Thursday, October 20, 2005

Indigente

Na minha última refeição antes de regressar a casa, senti bem perto de mim, à distância de uma gemido, de um suspiro, a dor dos indigentes. Na cama em frente à minha, dormia um homem cujas pernas estavam assoladas por uma devastador e dolorosa doença; cheirava a carne podre, as pernas, ambas, dos joelhos para baixo eram uma única chaga. Um homem, conhecido da zona, que em tempos se elevava nos seus cento e noventa centímetros, um autêntico terror sempre que tinha que comprar sapatos; isto porque já tem à volta de sessenta anos.

Partilhávamos a mesa da enfermaria, ele na cadeira de rodas, eu ajeitando-me o melhor que podia; choramingava com dores, “Se fosse no quinto ou sexto piso, abria uma janela e atirava-me”, estávamos no terceiro
Nunca fui muito adepto de suicídios, (bem, há dias uma amiga minha recordou-me a imbecil idade adolescente em que dizia que me queria suicidar aos quarenta, mas na altura ouvia muito Joy Division, por isso é desculpável) e repliquei ao senhor «Tenha calma, vai ver que tudo se resolve. Não é preciso estar aí com ideias parvas. Depois de almoço experimente a descansar.»
“O único descanso que me resta é a cova.” Descanso era coisa que o senhor não tinha: acordava a meio da noite, acendia a luz cimeira à sua cama, número três numa enfermaria de seis, e sentava-se na borda da cama, com as pernas pendentes para o chão, sem nunca lhe tocar. Dormitava, dobrado sobre ele próprio, num precário equilíbrio entre a cama e o chão. Uma noite, terminou no chão, sucumbindo ao cansaço, depois de inúmeras noites em semi-vigília.
Na tarde em que comigo partilhou as suas suicidas ideias, sentia as pernas mais doloridas, que o queimavam por dentro, os ossos, a alma, a carne podre.
Horas depois tive alta e regressei a casa.

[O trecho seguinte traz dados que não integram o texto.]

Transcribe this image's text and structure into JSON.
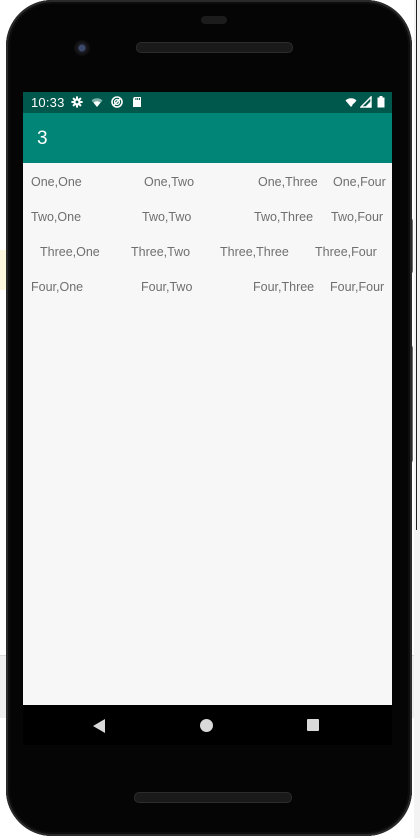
{
  "status_bar": {
    "time": "10:33",
    "icons": [
      "gear-icon",
      "wifi-icon",
      "do-not-disturb-icon",
      "sd-card-icon",
      "wifi-x-icon",
      "signal-icon",
      "battery-icon"
    ],
    "background": "#00574b"
  },
  "app_bar": {
    "title": "3",
    "background": "#008577"
  },
  "grid": {
    "rows": [
      [
        "One,One",
        "One,Two",
        "One,Three",
        "One,Four"
      ],
      [
        "Two,One",
        "Two,Two",
        "Two,Three",
        "Two,Four"
      ],
      [
        "Three,One",
        "Three,Two",
        "Three,Three",
        "Three,Four"
      ],
      [
        "Four,One",
        "Four,Two",
        "Four,Three",
        "Four,Four"
      ]
    ],
    "text_color": "#6f6f6f",
    "background": "#f8f7f8"
  },
  "nav_bar": {
    "icons": [
      "back-icon",
      "home-icon",
      "recents-icon"
    ]
  }
}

Faço-o em tom de piada fácil, brejeira, conto as histórias do senhor. Mas no fundo, tudo isto é apenas um subterfúgio para a imensa pena que aquele espectro acinzentado me inspirou. Não sei, despertou-me a atenção mais do que qualquer outro paciente, até mesmo o senhor com cara de bolacha, sempre sorridente, que estava na cama ao lado da minha. Era velho e sujo, dizia mal das enfermeiras mal viravam as costas. Não era simpático, dificultava o próprio tratamento. E estava sozinho no mundo.
Era apenas visitado por outro homem, que se ocupava dele como um familiar, que não tinha mais que fazer e que se ocupava dele. Dava-lhe o jantar à boca como um pai dá a um filho; ainda que perversa, esta matemática, era saudável para os dois.
Nada o espera fora das portas do hospital, apenas o lar da Santa Casa, podre poço de almas moribundas, vala comum de cadáveres vivos. Contraria o tratamento, porque depois do hospital só lhe resta esperar pela morte.

Um dia ganha coragem, sobe ao sexto andar, no elevador, e abre uma janela.